Verdict: option la plus pertinente pour un snack qui raisonne en optimisation du panier moyen et en capacité de production.
Pulp pour rester dans l’écosystème SumUp
Pulp est adapté au restaurateur déjà équipé de SumUp. La valeur principale réside dans l’intégration et dans la réduction des opérations intermédiaires. Changer d’environnement uniquement pour obtenir un module de click and collect n’a de sens que si le gain opérationnel est démontré.
Verdict: meilleur choix lorsque SumUp est déjà la colonne vertébrale de la caisse.
Restoclic pour maîtriser le coût et les disponibilités
Restoclic adopte un modèle fixe de 2 € par jour et met l’accent sur les créneaux, les quotas et les ruptures instantanées. Il répond bien à un fast-food qui veut vendre directement sans payer une commission proportionnelle et ajuster rapidement son offre pendant le service.
Verdict: solution efficace pour contrôler le volume de commandes et préserver la marge sur un canal direct.
La méthode de décision la plus rationnelle
Avant de signer, il faut établir une simulation sur un mois représentatif. Pas sur le meilleur mois. Pas sur une hypothèse de croissance théorique.
La simulation doit intégrer:
1. Le nombre actuel de commandes téléphoniques, qui peuvent être déplacées vers le numérique.
2. Le nombre de commandes issues de plateformes tierces, avec leur commission.
3. Le panier moyen par canal, car une interface peut modifier la composition de la commande.
4. Le temps de traitement, avant et après intégration à la caisse.
5. Le nombre de créneaux saturés, afin de vérifier la valeur des quotas.
6. Le coût total du paiement en ligne, distinct de l’abonnement.
7. Le temps consacré à l’administration du menu, aux ruptures et aux modifications de disponibilité.
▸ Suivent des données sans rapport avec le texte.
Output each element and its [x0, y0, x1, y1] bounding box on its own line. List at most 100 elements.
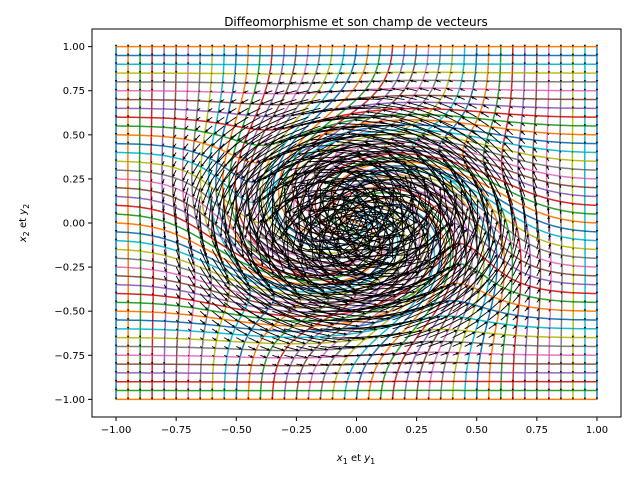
- vector-arrow-head: [490, 343, 493, 347]
- vector-arrow: [583, 388, 587, 391]
- vector-arrow: [138, 62, 142, 65]
- vector-arrow: [211, 53, 214, 56]
- vector-arrow: [500, 278, 513, 294]
- vector-arrow: [347, 132, 417, 145]
- vector-arrow-head: [537, 248, 541, 253]
- vector-arrow: [475, 388, 478, 391]
- vector-arrow-head: [470, 96, 475, 100]
- vector-arrow: [241, 143, 285, 180]
- x-axis-label: x1 et y1: [336, 453, 375, 466]
- vector-arrow: [361, 104, 393, 109]
- vector-arrow: [488, 221, 498, 259]
- vector-arrow: [511, 379, 514, 383]
- vector-arrow-head: [290, 355, 295, 359]
- vector-arrow: [501, 155, 514, 171]
- vector-arrow-head: [175, 240, 179, 244]
- vector-arrow: [442, 182, 454, 250]
- vector-arrow: [187, 397, 190, 400]
- vector-arrow: [229, 143, 261, 172]
- vector-arrow: [284, 160, 381, 187]
- vector-arrow-head: [357, 96, 361, 100]
- vector-arrow-head: [235, 172, 240, 176]
- vector-arrow-head: [272, 185, 277, 189]
- vector-arrow-head: [462, 155, 466, 159]
- vector-arrow: [438, 149, 478, 189]
- vector-arrow-head: [356, 170, 360, 174]
- vector-arrow: [356, 151, 441, 189]
- vector-arrow-head: [506, 302, 510, 306]
- vector-arrow-head: [234, 123, 238, 126]
- vector-arrow-head: [139, 232, 141, 234]
- vector-arrow: [175, 71, 178, 74]
- vector-arrow: [235, 249, 274, 293]
- vector-arrow: [353, 119, 405, 127]
- vector-arrow: [371, 116, 417, 127]
- vector-arrow-head: [208, 108, 211, 112]
- vector-arrow: [248, 293, 287, 317]
- vector-arrow-head: [450, 72, 452, 74]
- vector-arrow: [114, 282, 118, 286]
- vector-arrow-head: [151, 251, 154, 254]
- vector-arrow-head: [375, 71, 379, 75]
- vector-arrow-head: [196, 117, 200, 121]
- vector-arrow-head: [174, 222, 178, 226]
- vector-arrow: [386, 171, 430, 241]
- vector-arrow-head: [261, 363, 265, 366]
- y-tick-label: 0.50: [63, 130, 85, 141]
- vector-arrow: [475, 44, 478, 47]
- vector-arrow-head: [309, 194, 313, 198]
- vector-arrow: [359, 123, 417, 136]
- vector-arrow: [547, 53, 551, 56]
- vector-arrow-head: [547, 141, 549, 143]
- vector-arrow-head: [186, 108, 188, 110]
- vector-arrow-head: [434, 351, 439, 355]
- vector-arrow-head: [271, 255, 275, 259]
- vector-arrow: [126, 106, 130, 109]
- vector-arrow-head: [474, 124, 479, 128]
- vector-arrow-head: [485, 144, 489, 149]
- vector-arrow-head: [503, 218, 507, 222]
- vector-arrow: [583, 318, 587, 321]
- vector-arrow: [114, 335, 118, 338]
- vector-arrow: [257, 125, 297, 146]
- vector-arrow: [281, 116, 321, 130]
- vector-arrow: [223, 214, 233, 258]
- vector-arrow-head: [310, 372, 313, 375]
- vector-arrow-head: [245, 297, 250, 301]
- vector-arrow-head: [344, 98, 348, 102]
- vector-arrow: [595, 53, 599, 56]
- vector-arrow-head: [428, 316, 432, 320]
- vector-arrow: [422, 101, 441, 109]
- vector-arrow-head: [152, 294, 154, 296]
- vector-arrow-head: [572, 168, 573, 170]
- vector-arrow-head: [325, 363, 330, 367]
- vector-arrow-head: [533, 194, 537, 198]
- vector-arrow: [235, 44, 238, 47]
- vector-arrow-head: [186, 228, 190, 232]
- vector-arrow-head: [235, 262, 239, 266]
- vector-arrow-head: [139, 250, 141, 252]
- vector-arrow-head: [405, 381, 407, 383]
- vector-arrow: [426, 129, 465, 153]
- vector-arrow: [469, 172, 490, 215]
- vector-arrow: [126, 371, 130, 374]
- vector-arrow-head: [396, 134, 401, 137]
- vector-arrow-head: [192, 268, 195, 273]
- vector-arrow-head: [322, 219, 326, 223]
- vector-arrow: [126, 44, 130, 47]
- vector-arrow-head: [572, 265, 574, 267]
- vector-arrow-head: [309, 381, 311, 383]
- vector-arrow-head: [238, 346, 243, 350]
- vector-arrow: [320, 337, 352, 342]
- vector-arrow-head: [189, 312, 193, 316]
- vector-arrow-head: [285, 381, 286, 383]
- vector-arrow-head: [250, 141, 255, 145]
- vector-arrow: [295, 44, 298, 47]
- vector-arrow: [175, 371, 178, 374]
- vector-arrow: [416, 283, 463, 312]
- vector-arrow: [320, 310, 389, 313]
- vector-arrow-head: [269, 172, 273, 176]
- vector-arrow: [257, 116, 285, 130]
- vector-arrow-head: [572, 283, 574, 285]
- vector-arrow-head: [511, 89, 513, 91]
Un scénario simple permet de départager les offres. Si le restaurant reçoit peu de commandes directes, l’abonnement doit rester faible et l’installation rapide. Si le volume est déjà élevé, la priorité passe à l’intégration, aux quotas et à la stabilité du flux en cuisine. Si le restaurant dépend fortement des plateformes tierces, le gain potentiel se mesure surtout sur les commissions évitées.
La solution click and collect restaurant rapide ne doit pas être évaluée comme un produit logiciel isolé. Elle doit être traitée comme un poste d’exploitation. Son rendement dépend du nombre de commandes, du panier moyen, du taux d’erreur et de la capacité à absorber le rush.
Verdict final
Clickeat, Obypay, Pulp et Restoclic couvrent quatre stratégies distinctes.
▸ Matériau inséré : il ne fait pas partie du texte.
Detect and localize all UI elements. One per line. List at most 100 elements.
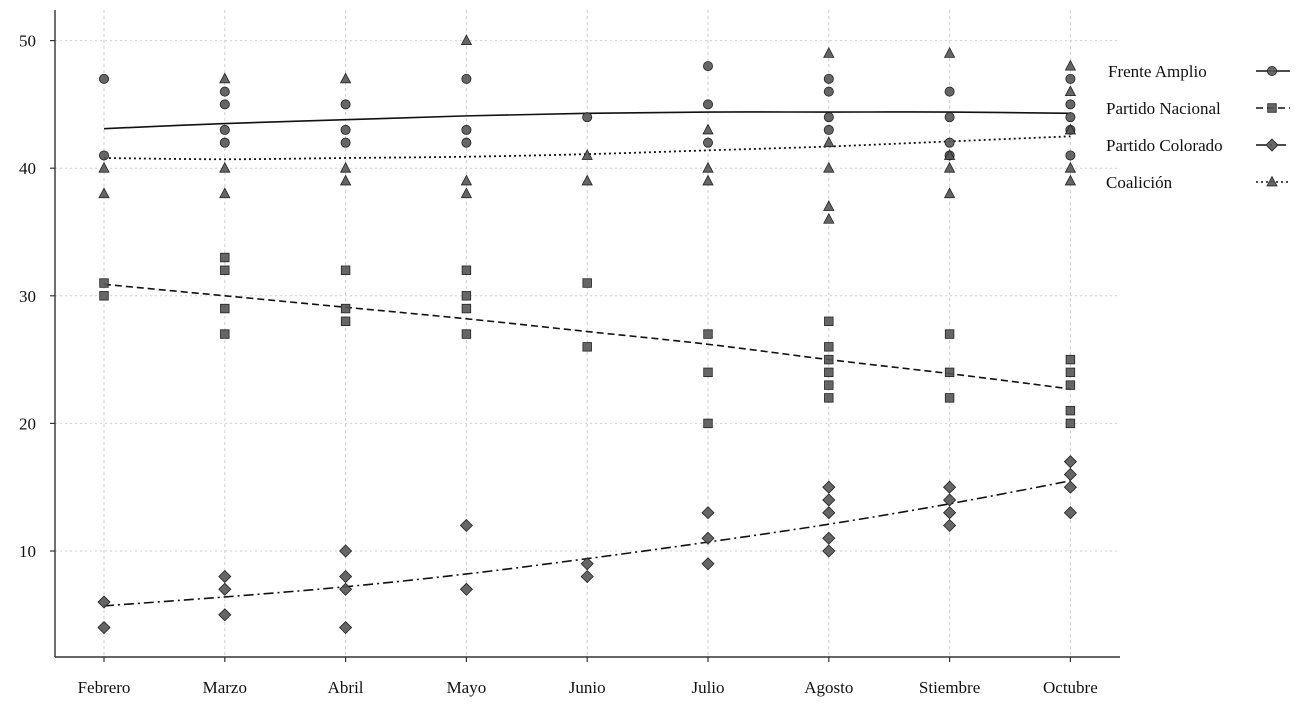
point-partido-nacional [340,316,351,327]
point-partido-nacional [824,316,834,327]
point-frente-amplio [823,124,834,135]
point-partido-colorado [1063,480,1077,494]
point-coalicion [702,123,714,135]
point-partido-colorado [822,544,836,558]
point-partido-colorado [822,480,836,494]
point-partido-nacional [461,265,472,275]
legend-marker-coalicion [1266,175,1278,187]
point-frente-amplio [944,137,955,148]
point-partido-colorado [1063,467,1077,482]
point-coalicion [823,136,835,148]
legend-label-partido-nacional: Partido Nacional [1106,99,1221,118]
point-partido-nacional [99,278,109,288]
point-frente-amplio [823,73,834,84]
point-coalicion [339,161,352,173]
x-tick-label-febrero: Febrero [78,678,131,697]
point-partido-colorado [943,518,957,533]
point-partido-colorado [943,493,957,507]
point-partido-nacional [582,278,592,288]
point-coalicion [219,72,231,84]
point-frente-amplio [1065,112,1076,123]
x-tick-labels: Febrero Marzo Abril Mayo Junio Julio Agosto Sti… [78,657,1098,697]
x-tick-label-junio: Junio [569,678,606,697]
legend-marker-partido-colorado [1265,138,1279,152]
point-frente-amplio [582,112,593,123]
point-coalicion [339,72,352,84]
point-coalicion [702,174,714,186]
x-tick-label-marzo: Marzo [203,678,247,697]
point-partido-nacional [944,329,955,339]
point-coalicion [460,34,473,45]
point-frente-amplio [99,73,110,84]
data-points [97,34,1077,635]
point-coalicion [1064,59,1077,71]
point-coalicion [823,47,835,58]
point-partido-nacional [220,329,230,339]
point-frente-amplio [1065,73,1076,84]
point-coalicion [823,200,835,211]
point-partido-nacional [220,252,230,263]
point-partido-colorado [1063,506,1077,520]
point-coalicion [219,161,231,173]
point-frente-amplio [219,124,230,135]
x-tick-label-mayo: Mayo [447,678,487,697]
point-coalicion [98,187,110,199]
point-frente-amplio [944,112,955,123]
y-tick-label-20: 20 [19,414,36,433]
y-tick-label-50: 50 [19,32,36,51]
point-coalicion [943,187,956,199]
point-partido-nacional [220,303,230,314]
point-partido-nacional [703,367,713,378]
point-partido-nacional [703,329,713,339]
point-frente-amplio [823,112,834,123]
point-frente-amplio [823,86,834,97]
point-coalicion [1064,85,1077,97]
point-frente-amplio [461,73,472,84]
point-frente-amplio [219,86,230,97]
point-frente-amplio [703,99,714,110]
x-tick-label-julio: Julio [691,678,724,697]
point-coalicion [219,187,231,199]
point-partido-colorado [339,544,353,558]
point-partido-colorado [459,518,473,533]
point-partido-colorado [701,557,715,571]
x-tick-label-agosto: Agosto [804,678,853,697]
point-frente-amplio [461,137,472,148]
y-tick-labels: 10 20 30 40 50 [19,32,55,561]
point-partido-colorado [339,582,353,596]
x-tick-label-abril: Abril [328,678,364,697]
point-partido-colorado [339,620,353,635]
point-partido-colorado [97,620,111,635]
point-partido-colorado [822,531,836,545]
point-partido-nacional [703,418,713,429]
point-coalicion [943,149,956,160]
point-frente-amplio [99,150,110,161]
point-partido-nacional [1065,380,1076,390]
point-partido-colorado [822,493,836,507]
point-frente-amplio [461,124,472,135]
point-partido-colorado [701,506,715,520]
legend: Frente Amplio Partido Nacional Partido Col… [1106,62,1290,192]
point-frente-amplio [340,137,351,148]
legend-marker-frente-amplio [1267,66,1278,77]
point-frente-amplio [1065,99,1076,110]
point-partido-nacional [824,380,834,390]
point-partido-nacional [824,367,834,378]
point-partido-nacional [944,367,955,378]
point-partido-nacional [1065,418,1076,429]
point-coalicion [1064,123,1077,135]
point-partido-colorado [822,506,836,520]
point-coalicion [460,187,473,199]
point-partido-colorado [943,506,957,520]
point-coalicion [98,161,110,173]
x-tick-label-stiembre: Stiembre [919,678,980,697]
point-partido-colorado [218,569,232,584]
point-partido-colorado [459,582,473,596]
point-coalicion [702,161,714,173]
point-frente-amplio [340,99,351,110]
point-coalicion [1064,174,1077,186]
legend-label-coalicion: Coalición [1106,173,1173,192]
point-partido-nacional [1065,354,1076,365]
point-partido-nacional [340,303,351,314]
point-partido-colorado [218,608,232,622]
Clickeat privilégie la visibilité et la commande directe en marque blanche. Obypay travaille l’optimisation du panier et le plafonnement des créneaux. Pulp réduit les frictions pour les utilisateurs de SumUp. Restoclic mise sur un coût fixe et un contrôle opérationnel immédiat.
Il n’existe pas de meilleur outil dans l’absolu. Il existe un meilleur alignement entre le logiciel, la caisse et la capacité de production.
Pour un snack indépendant qui démarre, Clickeat offre le cadre le plus lisible. Pour une enseigne qui cherche à industrialiser son flux, Obypay possède les leviers les plus avancés. Pour un utilisateur de SumUp, Pulp évite une rupture d’écosystème. Pour un établissement qui veut limiter les commissions et piloter ses disponibilités, Restoclic présente le modèle le plus direct.
Le verdict financier tient en une règle: choisir l’outil qui réduit le coût complet d’une commande sans dégrader le temps de retrait. Une commande supplémentaire n’a de valeur que si elle reste rentable, produite à temps et remise sans friction.